This statistics webinar series is annually presented by the Applied Statistics and Data Science Group. Recordings and descriptions of each session are provided.
Fundamentals of Statistics Series
Exploratory Data Analysis (EDA) is essential for understanding your data and a necessary step prior to any testing or modeling. In this webinar, you will learn how to use insightful graphical and numerical techniques for investigating important aspects of your data such as relationships between variables and unusual observations.
This webinar focuses on the first two crucial steps in a statistical investigation: 1) identify a question and 2) collect the right data to answer this question.
In this webinar, you will learn how to gain insight from a random and unbiased data sample of a population.
Understanding relationships is a key part of the scientific inquiry process. You will learn how to describe relationships between two numerical quantities through correlation measures and simple linear regression models. This will also be extended to multiple linear regression for including additional predictor variables.
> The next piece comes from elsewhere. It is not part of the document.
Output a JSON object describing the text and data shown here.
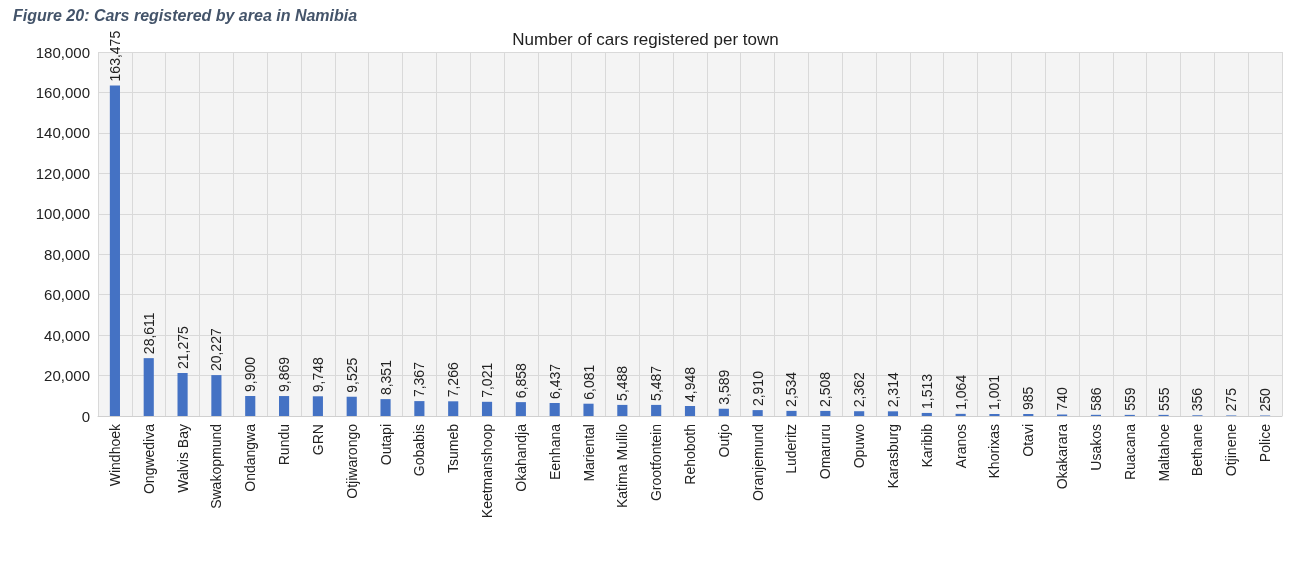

This webinar is critical for understanding when linear regression models aren’t applicable and how to model dependent data.
Reproducible Research Series
In this webinar we will introduce the importance of reproducible research, as well as give a historical overview on the beginnings of reproducible research. Once we introduce benefits and elements of reproducibility, we will discuss the most common pitfalls and guide ways toward reproducibility.
In this webinar we will introduce the best practices and tools for creating reproducible workflows for your statistical analyses. We will start by introducing concepts on automated version control via git, and then we will slowly build up the git tools from working locally within a git repository to uploading and sharing your web repository on GitLab, supported by visual diagrams to help you navigate through these concepts.
In this webinar we will introduce the best practices and tools for sharing your reproducible workflows and collaborating with your colleagues in private networks or with any public GitLab users. We will start by introducing concepts on branching and forking using diagrams.
Some specific types of analyses that are intended to be repeated each time new data arrive can be automated. Building interactive dashboards is made possible via the Shiny package in R.
Advanced Statistical Modeling
In this webinar, we will introduce the basic concepts behind machine learning algorithms, their difference from the statistical methods and the most common type of problems that can be tackled with machine learning algorithms.